Hochpreisige Wohn- und Reisemobile weiterhin vom Dieselskandal betroffen
Vor dem Landgericht Heilbronn ist das zweite Versäumnisurteil innerhalb kurzer Zeit gegen den Wohn- und Reisemobilhersteller Stellantis N.V. ergangen. Derzeit laufen mehrere großvolumige Klagen gegen die Stellantis N.V. bei verschiedenen deutschen Gerichten.

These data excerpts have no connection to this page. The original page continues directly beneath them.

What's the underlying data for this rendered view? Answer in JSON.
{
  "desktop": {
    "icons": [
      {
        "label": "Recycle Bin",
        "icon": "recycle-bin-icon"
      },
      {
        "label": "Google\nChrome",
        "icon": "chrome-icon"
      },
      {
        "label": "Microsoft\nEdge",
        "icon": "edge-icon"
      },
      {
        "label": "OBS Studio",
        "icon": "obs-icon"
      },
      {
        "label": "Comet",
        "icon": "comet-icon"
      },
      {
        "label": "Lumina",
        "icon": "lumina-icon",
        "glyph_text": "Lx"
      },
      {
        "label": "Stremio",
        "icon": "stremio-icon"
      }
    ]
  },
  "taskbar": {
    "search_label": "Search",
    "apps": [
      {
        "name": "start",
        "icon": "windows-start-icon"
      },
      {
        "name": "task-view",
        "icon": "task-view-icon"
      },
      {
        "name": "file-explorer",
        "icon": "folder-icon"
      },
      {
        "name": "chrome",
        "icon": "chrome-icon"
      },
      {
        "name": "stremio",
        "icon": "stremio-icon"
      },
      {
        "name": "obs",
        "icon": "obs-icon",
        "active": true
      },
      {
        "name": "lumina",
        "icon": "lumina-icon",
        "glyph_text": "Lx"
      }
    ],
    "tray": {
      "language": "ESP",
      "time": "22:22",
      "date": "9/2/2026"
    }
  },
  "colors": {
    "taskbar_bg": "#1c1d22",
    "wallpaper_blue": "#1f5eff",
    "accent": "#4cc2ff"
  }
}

Im Dieselabgasskandal bei hochpreisigen Wohn- und Reisemobilen verschärft sich die Lage für die Hersteller. Denn immer mehr Gerichte verurteilen die Hersteller zu Schadenersatz wegen vorsätzlicher sittenwidriger Schädigung nach § 826 BGB. Neuestes Beispiel: Das Landgericht Heilbronn verpflichtete Stellantis zur Zahlung von Schadensersatz (Versäumnisurteil vom 21.09.2021, Az.: 11 O 13/21). Die Automobilholding Stellantis N.V. ist im Januar 2021 aus der Fusion der Automobilkonzerne Groupe PSA (PSA) und Fiat Chrysler Automobiles (FCA) hervorgegangen. Der Konzern ist mit seinen 14 Marken der viertgrößte Automobilhersteller der Welt nach verkauften Fahrzeugen.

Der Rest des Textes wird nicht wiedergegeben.